The class took another road trip, this time to Greenwich to visit the National Maritime Museum. I was really excited for this visit, my ultimate goal career wise is to be an archivist for a museum and as our group was being led by an actual museum archivist I had lots of questions that I wanted to ask about the job! While the materials we were shown were amazing and I was very interested in the policies and innovations and collections that the museum housed I was rather disappointing with the information I was able to gather from our presenters, they seemed genuinely confused about most of the questions I asked and were not able to fully answer most of them.
At the National Maritime Museum they use the universal decimal system in their library to catalog materials. The library within the museum is primarily used by academic researchers and family historians. The archive has only 10% backlog which is absolutely incredible. Most archives that I have experienced have at least a 50% backlog due to lack of funding. However our guides gave the indication that there were really no significant funding troubles for this particular institution due to very careful planning in fact items are only purchased for the collection if all of the funds are available.
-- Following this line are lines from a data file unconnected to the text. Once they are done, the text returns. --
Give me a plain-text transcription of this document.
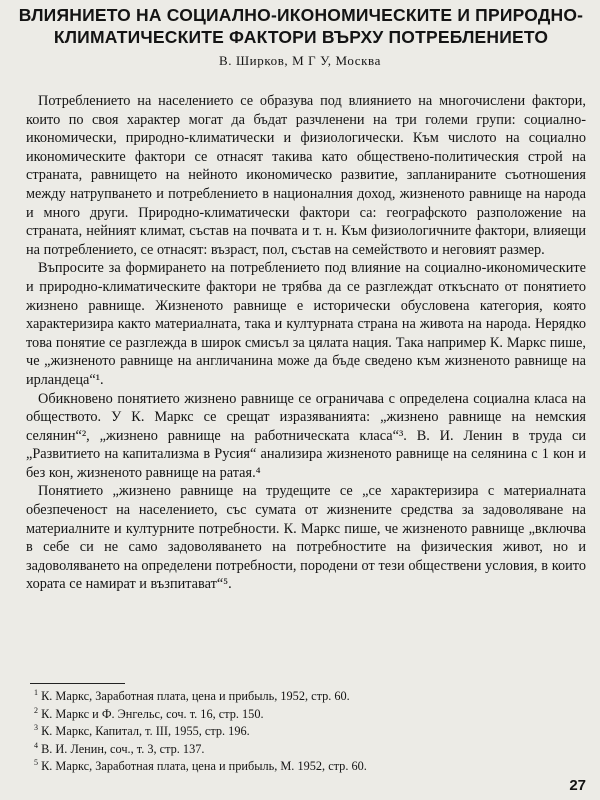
ВЛИЯНИЕТО НА СОЦИАЛНО-ИКОНОМИЧЕСКИТЕ И ПРИРОДНО-КЛИМАТИЧЕСКИТЕ ФАКТОРИ ВЪРХУ ПОТРЕБЛЕНИЕТО
В. Ширков, М Г У, Москва

Потреблението на населението се образува под влиянието на многочислени фактори, които по своя характер могат да бъдат разчленени на три големи групи: социално-икономически, природно-климатически и физиологически. Към числото на социално икономическите фактори се отнасят такива като обществено-политическия строй на страната, равнището на нейното икономическо развитие, запланираните съотношения между натрупването и потреблението в националния доход, жизненото равнище на народа и много други. Природно-климатически фактори са: географското разположение на страната, нейният климат, състав на почвата и т. н. Към физиологичните фактори, влияещи на потреблението, се отнасят: възраст, пол, състав на семейството и неговият размер.

Въпросите за формирането на потреблението под влияние на социално-икономическите и природно-климатическите фактори не трябва да се разглеждат откъснато от понятието жизнено равнище. Жизненото равнище е исторически обусловена категория, която характеризира както материалната, така и културната страна на живота на народа. Нерядко това понятие се разглежда в широк смисъл за цялата нация. Така например К. Маркс пише, че „жизненото равнище на англичанина може да бъде сведено към жизненото равнище на ирландеца“¹.

Обикновено понятието жизнено равнище се ограничава с определена социална класа на обществото. У К. Маркс се срещат изразяванията: „жизнено равнище на немския селянин“², „жизнено равнище на работническата класа“³. В. И. Ленин в труда си „Развитието на капитализма в Русия“ анализира жизненото равнище на селянина с 1 кон и без кон, жизненото равнище на ратая.⁴

Понятието „жизнено равнище на трудещите се „се характеризира с материалната обезпеченост на населението, със сумата от жизнените средства за задоволяване на материалните и културните потребности. К. Маркс пише, че жизненото равнище „включва в себе си не само задоволяването на потребностите на физическия живот, но и задоволяването на определени потребности, породени от тези обществени условия, в които хората се намират и възпитават“⁵.

$^1$ К. Маркс, Заработная плата, цена и прибыль, 1952, стр. 60.
$^2$ К. Маркс и Ф. Энгельс, соч. т. 16, стр. 150.
$^3$ К. Маркс, Капитал, т. III, 1955, стр. 196.
$^4$ В. И. Ленин, соч., т. 3, стр. 137.
$^5$ К. Маркс, Заработная плата, цена и прибыль, М. 1952, стр. 60.
27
Materials are arranged within the archive by type, for example all of the books are in one section, folios in another and so on and so forth. Materials are then further separated by subject for example central government, local government, personal papers and so on and so forth. Conservation is a huge issue at the museum as there are many rare and delicate items in the collection in particular the collection of maps. Therefore items are carefully scrutinized by a committee before an acquisition can occur at the museum. An interesting fact about the museum is that their archive house a large collection on pirates and a large collection of items related to the Titanic and its sinking.
One very important question which I believe was answered beautifully for me was; what is an important skill for someone looking to work in the archival field? I was told that a huge strength was to be able to look at items laterally, meaning that it is not simply enough to understand why a particular artifact is important. The archivist must understand what was important about the significance of events happening at the time the artifact was created or used, the archivist must understand what is important about the person who actually created or used the artifice and even understand the importance of the materials used to create the artifact. This answer opened my eyes to exactly how broad an archivists understanding must be if the materials in the collection they are responsible for.